Love and scandal are the best sweeteners of tea. —Henry Fielding

24 May 2014

Monsters and Saviors

I don't normally post a giant poster here, but, like, it's Godzilla, and he/she is one huge motherfucker. In fact, my friends and I were trying to compare Godzilla to the size of a Tyrannosaurus or a Stegosaurus and, well, they are not really comparable to Gojira him/herself. This is one enormous monster.

This movie is enormous too. In fact, that is really the most important thing to say about this movie. About six minutes of it are really, really cool. The rest of the movie is intensely frustrating. Director Gareth Edwards shows us about 3 or 4 seconds of great action at a time, and then absolutely insists on cutting away from exactly the thing that the audience wants to see. This tactic happens about 25 times (I swear I am not exaggerating), and it started to drive me crazy after about the 5th time. The whole time I was thinking why isn't he letting me watch his movie? He has hidden an awesome six-minute flick within this two hour monstrosity and gives us just a little bit of awesomeness at a time.

All of this is further complicated by the really boring family at the middle of the film. I really like both Aaron Taylor-Johnson and Elizabeth Olsen, but they were both lifeless in this – staring wide-eyed and soullessly into Seamus McGarvey's camera – and waiting for something to happen. And I was too.

The original Gojira
Godzilla him/herself is, of course, totally awesome. Just totally awesome. I could have watched her/him swim around the Pacific and walk around Hawaii/San Francisco/Tokyo and eat radiation and knock buildings over with that tail for at least 40 minutes. Maybe that's gonna be in the sequel...? It sure wasn't in this movie.

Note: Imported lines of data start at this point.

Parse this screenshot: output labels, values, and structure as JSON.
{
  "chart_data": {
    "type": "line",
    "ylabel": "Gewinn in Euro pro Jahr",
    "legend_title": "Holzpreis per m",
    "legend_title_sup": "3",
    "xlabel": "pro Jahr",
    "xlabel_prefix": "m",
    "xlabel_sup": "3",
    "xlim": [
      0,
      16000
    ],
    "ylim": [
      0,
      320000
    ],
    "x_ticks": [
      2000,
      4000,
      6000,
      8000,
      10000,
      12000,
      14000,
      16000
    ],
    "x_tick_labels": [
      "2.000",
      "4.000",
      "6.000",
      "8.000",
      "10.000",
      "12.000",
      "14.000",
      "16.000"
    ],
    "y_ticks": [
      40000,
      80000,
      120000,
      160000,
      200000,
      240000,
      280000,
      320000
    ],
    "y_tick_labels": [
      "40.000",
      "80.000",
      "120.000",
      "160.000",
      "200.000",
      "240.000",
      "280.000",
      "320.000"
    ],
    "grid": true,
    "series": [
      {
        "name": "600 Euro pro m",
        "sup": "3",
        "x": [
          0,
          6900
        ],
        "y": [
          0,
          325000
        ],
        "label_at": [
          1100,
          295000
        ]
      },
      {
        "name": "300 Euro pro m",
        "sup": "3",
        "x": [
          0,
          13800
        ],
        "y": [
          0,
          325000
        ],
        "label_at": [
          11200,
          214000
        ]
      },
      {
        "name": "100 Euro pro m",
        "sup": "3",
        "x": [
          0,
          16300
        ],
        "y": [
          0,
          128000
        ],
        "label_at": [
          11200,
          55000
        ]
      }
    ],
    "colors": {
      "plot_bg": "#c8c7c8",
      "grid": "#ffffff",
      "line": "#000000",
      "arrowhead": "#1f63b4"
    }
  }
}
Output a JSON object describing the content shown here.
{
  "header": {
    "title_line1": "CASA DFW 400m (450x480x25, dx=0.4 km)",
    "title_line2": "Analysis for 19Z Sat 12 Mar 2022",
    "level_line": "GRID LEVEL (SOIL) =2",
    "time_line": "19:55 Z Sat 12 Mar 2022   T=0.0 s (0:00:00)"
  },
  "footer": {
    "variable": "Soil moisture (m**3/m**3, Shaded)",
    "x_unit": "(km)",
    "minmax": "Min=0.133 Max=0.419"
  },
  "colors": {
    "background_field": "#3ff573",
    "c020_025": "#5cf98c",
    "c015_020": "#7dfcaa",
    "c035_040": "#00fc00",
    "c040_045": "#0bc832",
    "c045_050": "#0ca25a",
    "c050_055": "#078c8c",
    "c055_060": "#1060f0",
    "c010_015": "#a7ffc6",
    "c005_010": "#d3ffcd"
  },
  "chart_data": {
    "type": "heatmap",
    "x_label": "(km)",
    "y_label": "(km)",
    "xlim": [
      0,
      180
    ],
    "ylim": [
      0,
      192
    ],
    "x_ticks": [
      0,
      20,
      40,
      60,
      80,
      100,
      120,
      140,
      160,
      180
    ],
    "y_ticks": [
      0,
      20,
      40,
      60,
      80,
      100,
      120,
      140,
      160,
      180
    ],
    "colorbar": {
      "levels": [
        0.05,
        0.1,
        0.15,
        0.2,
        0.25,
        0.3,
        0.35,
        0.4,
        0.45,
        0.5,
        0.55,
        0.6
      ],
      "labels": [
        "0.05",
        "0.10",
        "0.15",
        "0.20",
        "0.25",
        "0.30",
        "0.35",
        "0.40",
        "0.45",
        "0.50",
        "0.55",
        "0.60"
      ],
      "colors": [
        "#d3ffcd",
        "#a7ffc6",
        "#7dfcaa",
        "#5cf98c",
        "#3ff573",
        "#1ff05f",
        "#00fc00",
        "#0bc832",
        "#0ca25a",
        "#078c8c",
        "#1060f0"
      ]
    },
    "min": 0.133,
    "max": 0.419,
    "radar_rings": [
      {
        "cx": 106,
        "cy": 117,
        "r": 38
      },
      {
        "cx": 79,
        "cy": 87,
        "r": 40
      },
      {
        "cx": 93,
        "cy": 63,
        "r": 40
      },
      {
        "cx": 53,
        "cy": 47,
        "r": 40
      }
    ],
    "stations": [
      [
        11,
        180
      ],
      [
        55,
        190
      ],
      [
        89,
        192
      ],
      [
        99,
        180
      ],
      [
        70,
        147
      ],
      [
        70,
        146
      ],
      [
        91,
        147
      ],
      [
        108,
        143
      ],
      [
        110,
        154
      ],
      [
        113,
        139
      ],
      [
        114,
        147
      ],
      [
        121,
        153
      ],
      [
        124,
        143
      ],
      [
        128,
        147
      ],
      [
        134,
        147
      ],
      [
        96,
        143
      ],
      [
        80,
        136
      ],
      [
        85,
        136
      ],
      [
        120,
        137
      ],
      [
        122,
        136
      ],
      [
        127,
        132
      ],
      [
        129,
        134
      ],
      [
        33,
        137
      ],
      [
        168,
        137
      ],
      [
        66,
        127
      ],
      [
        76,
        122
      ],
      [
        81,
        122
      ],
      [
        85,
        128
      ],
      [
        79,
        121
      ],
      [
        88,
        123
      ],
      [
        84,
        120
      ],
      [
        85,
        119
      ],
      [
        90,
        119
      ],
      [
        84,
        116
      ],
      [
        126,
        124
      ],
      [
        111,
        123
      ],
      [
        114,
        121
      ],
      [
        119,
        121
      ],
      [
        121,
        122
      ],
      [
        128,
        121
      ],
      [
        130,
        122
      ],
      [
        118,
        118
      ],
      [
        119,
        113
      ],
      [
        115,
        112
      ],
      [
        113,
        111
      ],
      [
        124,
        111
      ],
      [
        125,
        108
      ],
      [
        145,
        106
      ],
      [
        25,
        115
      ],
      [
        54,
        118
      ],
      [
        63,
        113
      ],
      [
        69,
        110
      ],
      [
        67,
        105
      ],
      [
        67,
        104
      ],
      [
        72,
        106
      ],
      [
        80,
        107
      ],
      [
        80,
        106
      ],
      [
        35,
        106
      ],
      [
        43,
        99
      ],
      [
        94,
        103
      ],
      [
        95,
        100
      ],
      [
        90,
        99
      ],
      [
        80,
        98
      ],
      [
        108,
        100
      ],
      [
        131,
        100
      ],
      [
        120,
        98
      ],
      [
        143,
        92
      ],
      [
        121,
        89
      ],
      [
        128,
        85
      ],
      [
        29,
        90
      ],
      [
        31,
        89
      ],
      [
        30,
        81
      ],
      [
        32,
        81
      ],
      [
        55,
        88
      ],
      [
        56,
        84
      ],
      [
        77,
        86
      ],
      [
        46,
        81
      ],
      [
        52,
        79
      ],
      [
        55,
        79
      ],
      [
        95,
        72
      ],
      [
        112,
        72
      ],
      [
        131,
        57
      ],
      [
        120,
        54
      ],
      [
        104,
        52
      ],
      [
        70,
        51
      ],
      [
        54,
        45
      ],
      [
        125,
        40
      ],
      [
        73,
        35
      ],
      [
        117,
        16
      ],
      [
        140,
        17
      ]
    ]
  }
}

There isn't much else to say, I guess, except that I was totally annoyed by the absurdly heterosexist gendering of the other monsters in the movie (they're called MUTOs). The only thing this "female" monster cares about is reproducing, and she lays her eggs (I am not sure how the eggs are fertilized or anything like that, and the film doesn't bother to try to explain that), and then she leaves them just hanging around, but then when the eggs are destroyed, the screenwriters have her keen over her unborn young in this bizarre way. The whole thing made me cringe.

And they made Godzilla into this weird Christ figure, sacrificing her/himself in order to save the world. Sacrifice is all good and well, but the film "says" that Gojira is a kind of embodiment of nature itself. In other words, he/she should actually be rather indifferent about humanity per se.

Oh, I know what else there is to say: I've seen Guillermo Del Toro's Pacific Rim (which I really liked and reviewed here), so basically the whole time I was watching this Gojira reboot I was just wondering why they even tried. Pacific Rim already did this right.